- Born: Eliza Jane Burnett October 11, 1917 Pettus, Arkansas, U.S.
- Died: November 13, 2020 (aged 103) Norwalk, California, U.S.
- Other name: Eliza Jane Dodson
- Occupation: Chef
- Years active: 1956–1990
- Known for: Executive Chef at the Arkansas Governor's Mansion
- Spouses: ; Calvin Dodson ​(m. 1933⁠–⁠1960)​ ; Fred Ashley ​(m. 1960)​

= Eliza Jane Ashley =

American cook and author (1917–2020)

Eliza Jane Burnett Dodson Ashley, or best known as Liza Ashley, (October 11, 1917 – November 13, 2020) was an American cook and author.

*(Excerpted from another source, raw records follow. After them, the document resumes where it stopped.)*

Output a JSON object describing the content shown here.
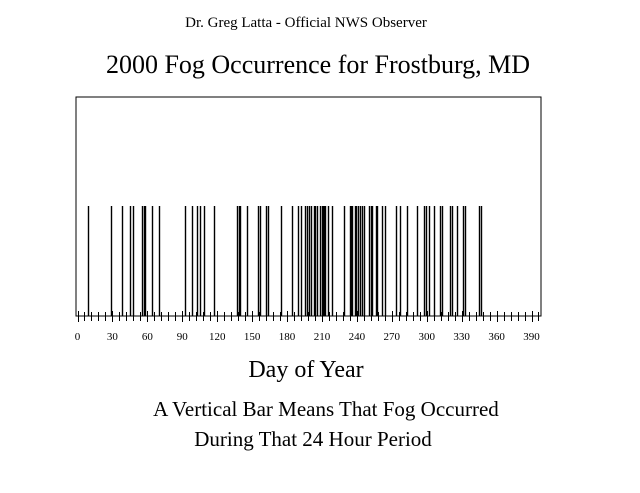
{
  "header": {
    "observer": "Dr. Greg Latta - Official NWS Observer"
  },
  "chart_data": {
    "type": "bar",
    "title": "2000 Fog Occurrence for Frostburg, MD",
    "xlabel": "Day of Year",
    "ylabel": "",
    "xlim": [
      0,
      396
    ],
    "x_tick_labels": [
      "0",
      "30",
      "60",
      "90",
      "120",
      "150",
      "180",
      "210",
      "240",
      "270",
      "300",
      "330",
      "360",
      "390"
    ],
    "x_ticks": [
      0,
      30,
      60,
      90,
      120,
      150,
      180,
      210,
      240,
      270,
      300,
      330,
      360,
      390
    ],
    "minor_tick_step": 6,
    "grid": false,
    "fog_days": [
      9,
      29,
      38,
      45,
      48,
      55,
      57,
      58,
      64,
      70,
      92,
      98,
      103,
      105,
      109,
      117,
      137,
      139,
      140,
      146,
      155,
      157,
      162,
      164,
      175,
      184,
      189,
      192,
      195,
      197,
      199,
      201,
      203,
      204,
      206,
      208,
      210,
      211,
      212,
      213,
      215,
      219,
      229,
      234,
      235,
      236,
      238,
      239,
      241,
      243,
      244,
      246,
      250,
      252,
      253,
      256,
      257,
      262,
      264,
      274,
      277,
      283,
      292,
      298,
      299,
      302,
      306,
      311,
      313,
      320,
      322,
      326,
      331,
      333,
      345,
      347
    ],
    "bar_value": 1,
    "annotations": [
      "A Vertical Bar Means That Fog Occurred",
      "During That 24 Hour Period"
    ]
  }
}
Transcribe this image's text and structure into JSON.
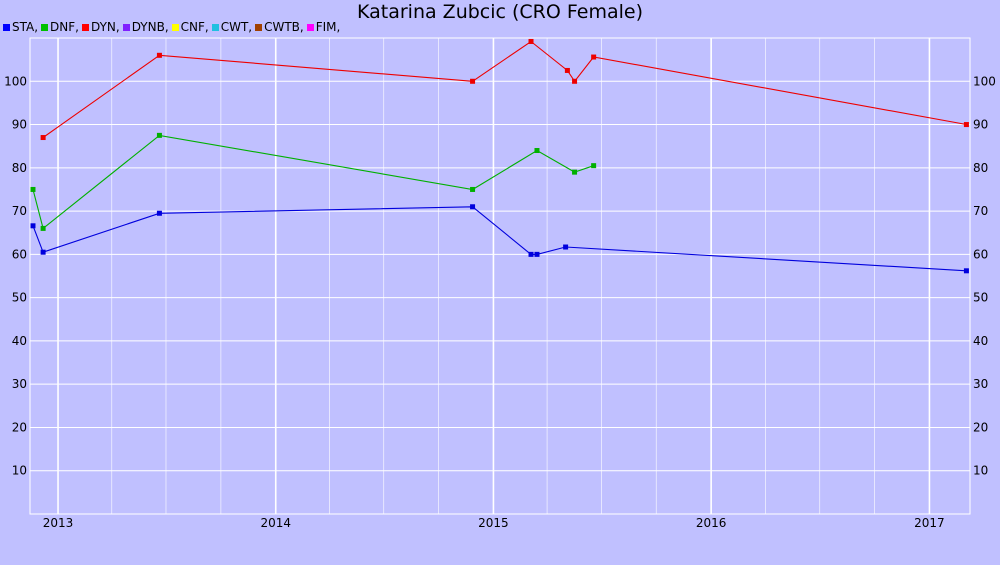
{
  "chart_data": {
    "type": "line",
    "title": "Katarina Zubcic (CRO Female)",
    "xlabel": "",
    "ylabel": "",
    "x_ticks": [
      "2013",
      "2014",
      "2015",
      "2016",
      "2017"
    ],
    "y_ticks": [
      10,
      20,
      30,
      40,
      50,
      60,
      70,
      80,
      90,
      100
    ],
    "xlim": [
      "2012-11-15",
      "2017-03-10"
    ],
    "ylim": [
      0,
      110
    ],
    "grid": true,
    "legend_position": "top-left",
    "legend": [
      {
        "name": "STA,",
        "color": "#0000ff"
      },
      {
        "name": "DNF,",
        "color": "#00c000"
      },
      {
        "name": "DYN,",
        "color": "#ff0000"
      },
      {
        "name": "DYNB,",
        "color": "#8020ff"
      },
      {
        "name": "CNF,",
        "color": "#ffff00"
      },
      {
        "name": "CWT,",
        "color": "#20c0e0"
      },
      {
        "name": "CWTB,",
        "color": "#a04000"
      },
      {
        "name": "FIM,",
        "color": "#ff00ff"
      }
    ],
    "series": [
      {
        "name": "STA",
        "color": "#0000dd",
        "points": [
          {
            "x": "2012-11-20",
            "y": 66.6
          },
          {
            "x": "2012-12-07",
            "y": 60.5
          },
          {
            "x": "2013-06-20",
            "y": 69.5
          },
          {
            "x": "2014-11-27",
            "y": 71.0
          },
          {
            "x": "2015-03-05",
            "y": 60.0
          },
          {
            "x": "2015-03-15",
            "y": 60.0
          },
          {
            "x": "2015-05-02",
            "y": 61.7
          },
          {
            "x": "2017-03-04",
            "y": 56.2
          }
        ]
      },
      {
        "name": "DNF",
        "color": "#00b000",
        "points": [
          {
            "x": "2012-11-20",
            "y": 75.0
          },
          {
            "x": "2012-12-07",
            "y": 66.0
          },
          {
            "x": "2013-06-20",
            "y": 87.5
          },
          {
            "x": "2014-11-27",
            "y": 75.0
          },
          {
            "x": "2015-03-15",
            "y": 84.0
          },
          {
            "x": "2015-05-17",
            "y": 79.0
          },
          {
            "x": "2015-06-18",
            "y": 80.5
          }
        ]
      },
      {
        "name": "DYN",
        "color": "#ee0000",
        "points": [
          {
            "x": "2012-12-07",
            "y": 87.0
          },
          {
            "x": "2013-06-20",
            "y": 106.0
          },
          {
            "x": "2014-11-27",
            "y": 100.0
          },
          {
            "x": "2015-03-05",
            "y": 109.2
          },
          {
            "x": "2015-05-05",
            "y": 102.5
          },
          {
            "x": "2015-05-17",
            "y": 100.0
          },
          {
            "x": "2015-06-18",
            "y": 105.6
          },
          {
            "x": "2017-03-04",
            "y": 90.0
          }
        ]
      }
    ]
  }
}
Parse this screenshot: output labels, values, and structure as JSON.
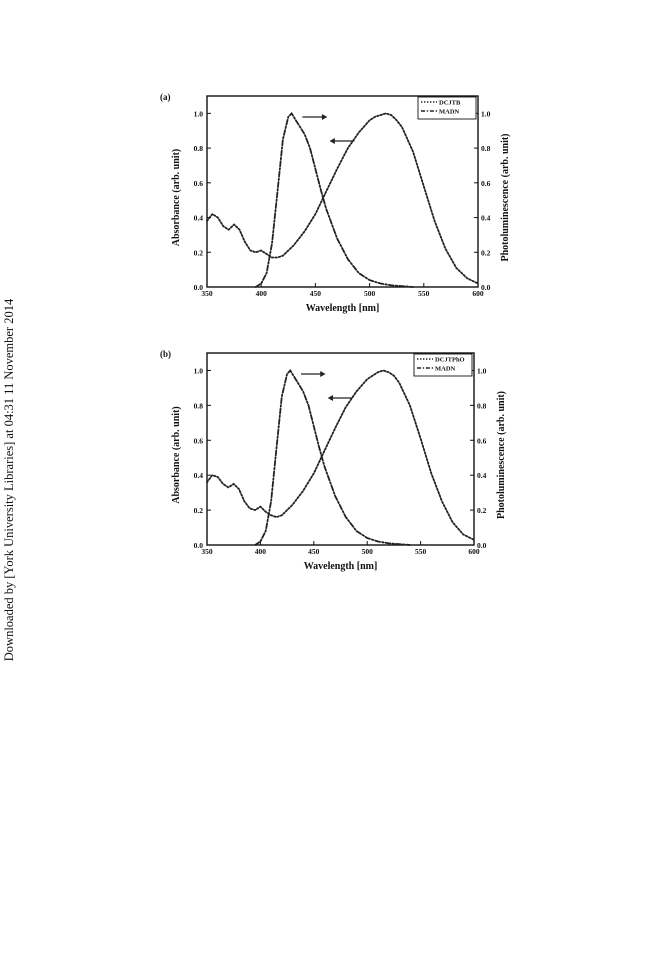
{
  "side_note": "Downloaded by [York University Libraries] at 04:31 11 November 2014",
  "colors": {
    "ink": "#222222",
    "frame": "#111111"
  },
  "chart_data": [
    {
      "type": "line",
      "panel_label": "(a)",
      "xlabel": "Wavelength [nm]",
      "ylabel_left": "Absorbance (arb. unit)",
      "ylabel_right": "Photoluminescence (arb. unit)",
      "xlim": [
        350,
        600
      ],
      "ylim_left": [
        0,
        1.1
      ],
      "ylim_right": [
        0,
        1.1
      ],
      "xticks": [
        "350",
        "400",
        "450",
        "500",
        "550",
        "600"
      ],
      "yticks_left": [
        "0.0",
        "0.2",
        "0.4",
        "0.6",
        "0.8",
        "1.0"
      ],
      "yticks_right": [
        "0.0",
        "0.2",
        "0.4",
        "0.6",
        "0.8",
        "1.0"
      ],
      "legend_position": "top-right",
      "series": [
        {
          "name": "DCJTB",
          "style": "dotted",
          "axis": "left",
          "x": [
            350,
            355,
            360,
            365,
            370,
            375,
            380,
            385,
            390,
            395,
            400,
            405,
            410,
            415,
            420,
            430,
            440,
            450,
            460,
            470,
            480,
            490,
            500,
            505,
            510,
            515,
            520,
            525,
            530,
            540,
            550,
            560,
            570,
            580,
            590,
            600
          ],
          "y": [
            0.38,
            0.42,
            0.4,
            0.35,
            0.33,
            0.36,
            0.33,
            0.26,
            0.21,
            0.2,
            0.21,
            0.19,
            0.17,
            0.17,
            0.18,
            0.24,
            0.32,
            0.42,
            0.55,
            0.68,
            0.8,
            0.89,
            0.96,
            0.98,
            0.99,
            1.0,
            0.99,
            0.96,
            0.92,
            0.78,
            0.58,
            0.38,
            0.22,
            0.11,
            0.05,
            0.02
          ]
        },
        {
          "name": "MADN",
          "style": "dash-dot",
          "axis": "right",
          "x": [
            395,
            400,
            405,
            410,
            415,
            420,
            425,
            428,
            431,
            435,
            440,
            445,
            450,
            455,
            460,
            470,
            480,
            490,
            500,
            510,
            520,
            530,
            540
          ],
          "y": [
            0.0,
            0.02,
            0.08,
            0.25,
            0.55,
            0.85,
            0.98,
            1.0,
            0.97,
            0.93,
            0.88,
            0.8,
            0.68,
            0.56,
            0.45,
            0.28,
            0.16,
            0.08,
            0.04,
            0.02,
            0.01,
            0.005,
            0.0
          ]
        }
      ]
    },
    {
      "type": "line",
      "panel_label": "(b)",
      "xlabel": "Wavelength [nm]",
      "ylabel_left": "Absorbance (arb. unit)",
      "ylabel_right": "Photoluminescence (arb. unit)",
      "xlim": [
        350,
        600
      ],
      "ylim_left": [
        0,
        1.1
      ],
      "ylim_right": [
        0,
        1.1
      ],
      "xticks": [
        "350",
        "400",
        "450",
        "500",
        "550",
        "600"
      ],
      "yticks_left": [
        "0.0",
        "0.2",
        "0.4",
        "0.6",
        "0.8",
        "1.0"
      ],
      "yticks_right": [
        "0.0",
        "0.2",
        "0.4",
        "0.6",
        "0.8",
        "1.0"
      ],
      "legend_position": "top-right",
      "series": [
        {
          "name": "DCJTPhO",
          "style": "dotted",
          "axis": "left",
          "x": [
            350,
            355,
            360,
            365,
            370,
            375,
            380,
            385,
            390,
            395,
            400,
            405,
            410,
            415,
            420,
            430,
            440,
            450,
            460,
            470,
            480,
            490,
            500,
            505,
            510,
            515,
            520,
            525,
            530,
            540,
            550,
            560,
            570,
            580,
            590,
            600
          ],
          "y": [
            0.36,
            0.4,
            0.39,
            0.35,
            0.33,
            0.35,
            0.32,
            0.25,
            0.21,
            0.2,
            0.22,
            0.19,
            0.17,
            0.16,
            0.17,
            0.23,
            0.31,
            0.41,
            0.54,
            0.67,
            0.79,
            0.88,
            0.95,
            0.97,
            0.99,
            1.0,
            0.99,
            0.97,
            0.93,
            0.8,
            0.61,
            0.41,
            0.25,
            0.13,
            0.06,
            0.03
          ]
        },
        {
          "name": "MADN",
          "style": "dash-dot",
          "axis": "right",
          "x": [
            395,
            400,
            405,
            410,
            415,
            420,
            425,
            428,
            431,
            435,
            440,
            445,
            450,
            455,
            460,
            470,
            480,
            490,
            500,
            510,
            520,
            530,
            540
          ],
          "y": [
            0.0,
            0.02,
            0.08,
            0.25,
            0.55,
            0.85,
            0.98,
            1.0,
            0.97,
            0.93,
            0.88,
            0.8,
            0.68,
            0.56,
            0.45,
            0.28,
            0.16,
            0.08,
            0.04,
            0.02,
            0.01,
            0.005,
            0.0
          ]
        }
      ]
    }
  ]
}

She was the executive chef at the Arkansas Governor's Mansion from 1956 to 1990. She authored the cookbook Thirty Years at the Mansion in 1985.

==Early life==
Eliza Jane Burnett was born on the Oldham Plantation in Pettus, Arkansas on October 11, 1917. Her parents were Eliza Johnson Burnett and William Burnett. She was nicknamed "Liza" or "Janie" to differentiate her from her mother, of whom she shared a name.

Early in her life, Burnett became a Baptist. While in Pettus, she attended St. John Missionary Baptist Church. Her grandmother was the head cook at Oldham Plantation. She taught Burnett how to cook. When her grandmother died, Burnett became head cook. In 1933, she married Calvin Dodson. The couple left Oldham Plantation in 1942, moving to Little Rock, Arkansas. She had a child with Dodson in 1951. At one point during this time, she attended Pulaski Training School in McAlmont, Arkansas.

==Culinary career and life==

In 1954, she began working at the Arkansas Governor's Mansion. She worked for then governor Francis Cherry and his family as a maid. The following year, Orval Faubus became governor. When the mansion's executive chef, Henry Scribner, had his days off, Dodson would serve as chef. Eventually, Alta Faubus, Arkansas' first lady, decided she wanted a woman chef and made Dodson executive chef.

Eventually, her marriage with Calvin Dodson ended. The couple divorced. In 1960, Burnett married Fred Ashley. When Winthrop Rockefeller became governor, Eliza Jane Ashley lost her position as executive chef. She was replaced with Rockefeller's personal chef. After Rockefeller's tenure ended, Ashley would serve as executive chef at the mansion until the end of Bill Clinton's administration in December 1990, when she retired. During Clinton's transition to the presidency, Ashley cooked for Clinton's transition team, who worked at the Governor's mansion. Two of her signature dishes were chocolate chip cookies and pound cake.

Then governor Dale Bumpers named December 20, 1974, "Eliza Jane Ashley Day" in Arkansas.

Her book, Thirty Years at the Mansion, co-authored with Carolyn Huber, was published in 1985. On her book tour, she appeared on Good Morning America and CNN. The following year, she was awarded the key to Lonoke County. Ashley was profiled by Ebony magazine in July 1989.

==Later life and legacy==

In 1994, North Little Rock declared August 25 "Liza Ashley Day". She was named "Countess of Pulaski" of Pulaski County, Arkansas in 1997. During the Clinton administration, Ashley was invited multiple times to the White House for holiday dinners.

Ashley's personal papers were donated to the Butler Center for Arkansas Studies at the Central Arkansas Library in 2005.

She was active in the Sunshine Charity Club, a volunteer for the American Legion and also volunteered at Canaan Missionary Baptist Church in Little Rock. At Canaan, she attended Bible study every Sunday through her time in Little Rock.

After she turned ninety, she moved to Los Angeles, California. She died in Norwalk, California on November 13, 2020. She is buried at Little Rock National Cemetery.